MyVetwork
- Founded: 2008
- CEO and Founder: John R. Campbell
- Senior Advisor: Susan W. Bird

= MyVetwork =

Online community serving the US military

MyVetwork is an online community serving all members of the U.S. military — whether active duty, veteran or retired, and regardless of age or conflict — as well as their spouses, families and supporters. It was founded in 2008 by a group led by John R. Campbell, a decorated veteran Marine officer.

==Objectives==
Using a proprietary algorithmic process, MyVetwork provides service members and those who care about them with a means to connect with and support each other in ways that range from the lighthearted and entertaining to deep and meaningful connections.
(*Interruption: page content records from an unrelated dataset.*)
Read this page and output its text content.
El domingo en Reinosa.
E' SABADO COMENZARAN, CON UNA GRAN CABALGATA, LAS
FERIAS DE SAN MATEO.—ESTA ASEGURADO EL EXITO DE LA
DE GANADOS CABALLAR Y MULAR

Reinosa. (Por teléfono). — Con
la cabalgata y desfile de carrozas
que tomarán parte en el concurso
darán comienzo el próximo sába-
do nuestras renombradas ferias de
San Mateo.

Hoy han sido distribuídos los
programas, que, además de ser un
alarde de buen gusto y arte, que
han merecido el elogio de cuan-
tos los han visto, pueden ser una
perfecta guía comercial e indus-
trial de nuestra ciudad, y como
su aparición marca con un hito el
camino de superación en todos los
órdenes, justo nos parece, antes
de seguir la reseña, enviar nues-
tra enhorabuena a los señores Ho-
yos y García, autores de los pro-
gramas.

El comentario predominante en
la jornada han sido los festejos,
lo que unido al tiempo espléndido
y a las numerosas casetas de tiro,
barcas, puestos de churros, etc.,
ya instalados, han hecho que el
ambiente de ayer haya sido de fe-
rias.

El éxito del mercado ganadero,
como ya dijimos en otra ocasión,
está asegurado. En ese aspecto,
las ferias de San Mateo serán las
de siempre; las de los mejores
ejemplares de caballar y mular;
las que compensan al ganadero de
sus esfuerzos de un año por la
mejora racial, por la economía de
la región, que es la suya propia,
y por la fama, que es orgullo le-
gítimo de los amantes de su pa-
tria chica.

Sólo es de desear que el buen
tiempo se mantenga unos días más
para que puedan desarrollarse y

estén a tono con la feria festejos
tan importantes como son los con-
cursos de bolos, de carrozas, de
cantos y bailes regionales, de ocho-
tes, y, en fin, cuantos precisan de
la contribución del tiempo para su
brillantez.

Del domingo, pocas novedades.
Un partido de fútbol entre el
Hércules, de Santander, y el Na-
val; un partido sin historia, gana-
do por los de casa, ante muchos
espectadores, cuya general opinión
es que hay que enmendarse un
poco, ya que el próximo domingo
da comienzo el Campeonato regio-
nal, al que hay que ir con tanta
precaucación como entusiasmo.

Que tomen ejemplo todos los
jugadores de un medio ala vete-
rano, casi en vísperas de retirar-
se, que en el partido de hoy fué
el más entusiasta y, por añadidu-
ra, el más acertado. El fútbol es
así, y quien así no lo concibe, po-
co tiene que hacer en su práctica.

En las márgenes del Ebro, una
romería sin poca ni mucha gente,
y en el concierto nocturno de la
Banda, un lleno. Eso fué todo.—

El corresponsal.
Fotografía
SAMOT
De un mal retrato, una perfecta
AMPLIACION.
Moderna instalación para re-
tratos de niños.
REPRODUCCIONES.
In the process, it is building an information exchange where veterans of earlier conflicts can provide information, career advice, mentoring and other work-related resources to recently separated vets transitioning from the military experience to civilian work or education.
MyVetwork is also able to apply its profiling and matching capability to connect veterans with appropriate civilian jobs.

==Heroes at Home==
In 2009, MyVetwork partnered with Sears, for their Heroes at Home Campaign which raised over 6.5 million dollar in gift card donations for the Nation's military. Heroes at Home is a program Sears Holdings has created in response to an urgent need to assist military families facing hardship.

==Miscellaneous==
MyVetwork is a 501(c)(3) not-for-profit organization and makes its community available to members at no cost.